We look at the type of password in the diary:
The city of dreams is clear from the desktop screensaver – Paris. The name of the pet also does not go unnoticed – Rose. We see your favorite song in one of the tabs in the browser, and the identifier is written on a cup of coffee.
The answer is Paris.Rose.Starlight.S3574mT
Mini-task number 1
In this task, you just need to look at the source code of the page where the phrase “People are making apocalypse jokes like there’s no tomorrow.” Who said that? “. We find the answer to this question in Google – “Ellie”.
Mini-task number 2
Download the archive with text entries spoken by the bot. Yes, only the bot does not just read Stephen King’s book Badlands, but reads with errors. Having written the missing letters, we get the phrase “book on the spread of the virus.” However, this is not the answer! We need to find some book about the spread of the virus. But the task already has a clue that the author is still the same well-known Mr. S. King! The correct answer is The Stand.
Mini-task number 3
An executable file is given. It is necessary to get at least something from him, preferably, of course, the key. If you run it, then nothing will be displayed in response. There are many options for the development of events, but the right one is to extract lines from a given file that will be folded into readable text. The answer to this task is the name of the book from which the fragment was extracted – the hitchhiker’s guide to the galaxy.
Mini-task number 4
This task is a modern hacker interpretation of the logical Einstein’s tasks. There is nothing complicated in its solution, it is easiest to build a table and see how the conditions are met. The correct answer is RREKPA. # AC + P.EDWKU.LKPGM.MASLHAC – encoded according to the condition.
Mini-task number 5
Schrödinger’s job is both simple and complex. The simplicity here is in receiving the answer – all you need to do is send a POST request with the flag parameter to the server, which will give the correct answer. The difficulty lies in the fact that you need to think of it 🙂 But many of our participants have valiantly dealt with it, cheers!
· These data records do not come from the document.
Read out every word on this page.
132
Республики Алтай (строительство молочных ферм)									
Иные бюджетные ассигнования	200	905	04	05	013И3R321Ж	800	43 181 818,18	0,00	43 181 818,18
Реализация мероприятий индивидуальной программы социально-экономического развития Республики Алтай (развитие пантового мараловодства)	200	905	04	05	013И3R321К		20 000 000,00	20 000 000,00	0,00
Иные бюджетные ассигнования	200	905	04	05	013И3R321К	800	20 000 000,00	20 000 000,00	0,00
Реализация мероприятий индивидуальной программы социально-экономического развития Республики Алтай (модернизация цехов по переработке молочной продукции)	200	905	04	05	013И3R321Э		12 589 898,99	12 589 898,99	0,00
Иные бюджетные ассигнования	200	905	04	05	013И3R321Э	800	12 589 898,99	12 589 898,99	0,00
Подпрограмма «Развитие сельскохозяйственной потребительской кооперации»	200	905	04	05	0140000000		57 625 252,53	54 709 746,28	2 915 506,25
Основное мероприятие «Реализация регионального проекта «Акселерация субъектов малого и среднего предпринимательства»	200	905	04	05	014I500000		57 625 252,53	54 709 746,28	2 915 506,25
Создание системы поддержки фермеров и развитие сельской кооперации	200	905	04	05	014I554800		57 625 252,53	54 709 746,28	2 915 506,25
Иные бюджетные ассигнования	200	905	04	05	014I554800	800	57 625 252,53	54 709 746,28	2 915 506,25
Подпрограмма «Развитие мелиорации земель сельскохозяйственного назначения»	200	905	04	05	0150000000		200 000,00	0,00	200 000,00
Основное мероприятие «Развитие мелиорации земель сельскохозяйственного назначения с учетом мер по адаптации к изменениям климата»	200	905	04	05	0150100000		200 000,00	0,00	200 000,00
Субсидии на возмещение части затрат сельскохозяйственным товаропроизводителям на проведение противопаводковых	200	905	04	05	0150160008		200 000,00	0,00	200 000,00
The statistics for this year are as follows:
The number of registered participants is 1266 people.
The number of completed tasks – 10/10
The number of participants who completed at least one task in full is 110 people.
Distribution of participants who found at least one key:
And this is a graph of the activity of our participants by competition days:
Finish the statistics section with our traditional GIF:
Let’s talk about the days to come
At the moment, we plan to hold “Face to face” NeoQUEST-2020 at the end of June in St. Petersburg, but in the current situation in the country castling is possible. The main thing – do not worry, we will definitely meet with you this year!
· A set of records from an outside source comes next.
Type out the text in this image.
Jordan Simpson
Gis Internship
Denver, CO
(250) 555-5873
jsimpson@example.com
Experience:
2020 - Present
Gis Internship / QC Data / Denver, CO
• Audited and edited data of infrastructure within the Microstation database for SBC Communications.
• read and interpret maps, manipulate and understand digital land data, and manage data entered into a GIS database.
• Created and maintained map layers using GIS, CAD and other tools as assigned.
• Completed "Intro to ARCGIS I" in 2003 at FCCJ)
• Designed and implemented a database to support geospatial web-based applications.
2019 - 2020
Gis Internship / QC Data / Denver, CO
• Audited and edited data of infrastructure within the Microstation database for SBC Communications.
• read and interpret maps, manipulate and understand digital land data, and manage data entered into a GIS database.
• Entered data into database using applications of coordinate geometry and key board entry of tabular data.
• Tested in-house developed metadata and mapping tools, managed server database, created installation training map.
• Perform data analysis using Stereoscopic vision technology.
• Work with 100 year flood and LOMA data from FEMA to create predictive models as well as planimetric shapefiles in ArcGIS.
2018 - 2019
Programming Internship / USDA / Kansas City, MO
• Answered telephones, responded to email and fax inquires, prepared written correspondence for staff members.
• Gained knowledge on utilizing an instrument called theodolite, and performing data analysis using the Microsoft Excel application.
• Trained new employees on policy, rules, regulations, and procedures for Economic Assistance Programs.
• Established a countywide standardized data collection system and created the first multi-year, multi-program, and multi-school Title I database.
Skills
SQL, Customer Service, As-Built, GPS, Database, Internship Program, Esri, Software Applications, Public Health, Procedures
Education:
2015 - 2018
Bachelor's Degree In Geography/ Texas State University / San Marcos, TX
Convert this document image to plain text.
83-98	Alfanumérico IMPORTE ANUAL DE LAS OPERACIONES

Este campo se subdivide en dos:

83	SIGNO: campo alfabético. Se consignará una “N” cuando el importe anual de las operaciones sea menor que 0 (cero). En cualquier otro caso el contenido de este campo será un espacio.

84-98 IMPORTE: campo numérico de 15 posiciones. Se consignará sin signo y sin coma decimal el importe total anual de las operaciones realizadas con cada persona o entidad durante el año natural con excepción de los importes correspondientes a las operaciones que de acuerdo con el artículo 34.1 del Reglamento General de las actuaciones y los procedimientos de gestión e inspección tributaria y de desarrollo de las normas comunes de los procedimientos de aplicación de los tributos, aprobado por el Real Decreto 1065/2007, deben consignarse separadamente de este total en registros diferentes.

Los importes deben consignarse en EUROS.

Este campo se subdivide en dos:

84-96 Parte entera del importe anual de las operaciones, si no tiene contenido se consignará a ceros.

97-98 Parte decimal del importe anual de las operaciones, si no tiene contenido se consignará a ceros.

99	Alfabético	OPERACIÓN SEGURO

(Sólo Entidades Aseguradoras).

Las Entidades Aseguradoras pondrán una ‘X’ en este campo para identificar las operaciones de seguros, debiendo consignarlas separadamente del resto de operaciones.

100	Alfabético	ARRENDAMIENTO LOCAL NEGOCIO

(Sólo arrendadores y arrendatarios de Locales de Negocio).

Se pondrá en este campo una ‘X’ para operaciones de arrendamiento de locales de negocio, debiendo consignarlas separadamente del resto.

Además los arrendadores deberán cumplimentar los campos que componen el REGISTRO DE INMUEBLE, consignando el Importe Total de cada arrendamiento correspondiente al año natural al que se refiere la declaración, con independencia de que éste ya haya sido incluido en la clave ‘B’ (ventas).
We will leave the coolest and favorite: reports, workshops and demonstrations of attacks, and add a new one! Like last year, NeoQUEST will be held together with scientific and technical conference “Methods and technical means of ensuring information security”! Guests NeoQUEST-2020 they learn a lot about the relationship between science and cybersecurity practice, the importance of scientific research for an information security specialist and how scientifically modern information protection mechanisms work!
Those interested can take part not only in NeoQUEST, but also in the scientific sections of the conference! To learn more about participating with a report or workshop on NeoQUEST, write to firstname.lastname@example.org, and learn more about the conference “Methods and Technical Means of Ensuring Information Security” at joint site, for all questions, please contact email@example.com.
Ahead – write-ups of several tasks and active preparation for the “Face to face”! By the way, participants who have completed at least one task at all – check your mail, we will soon start mailing!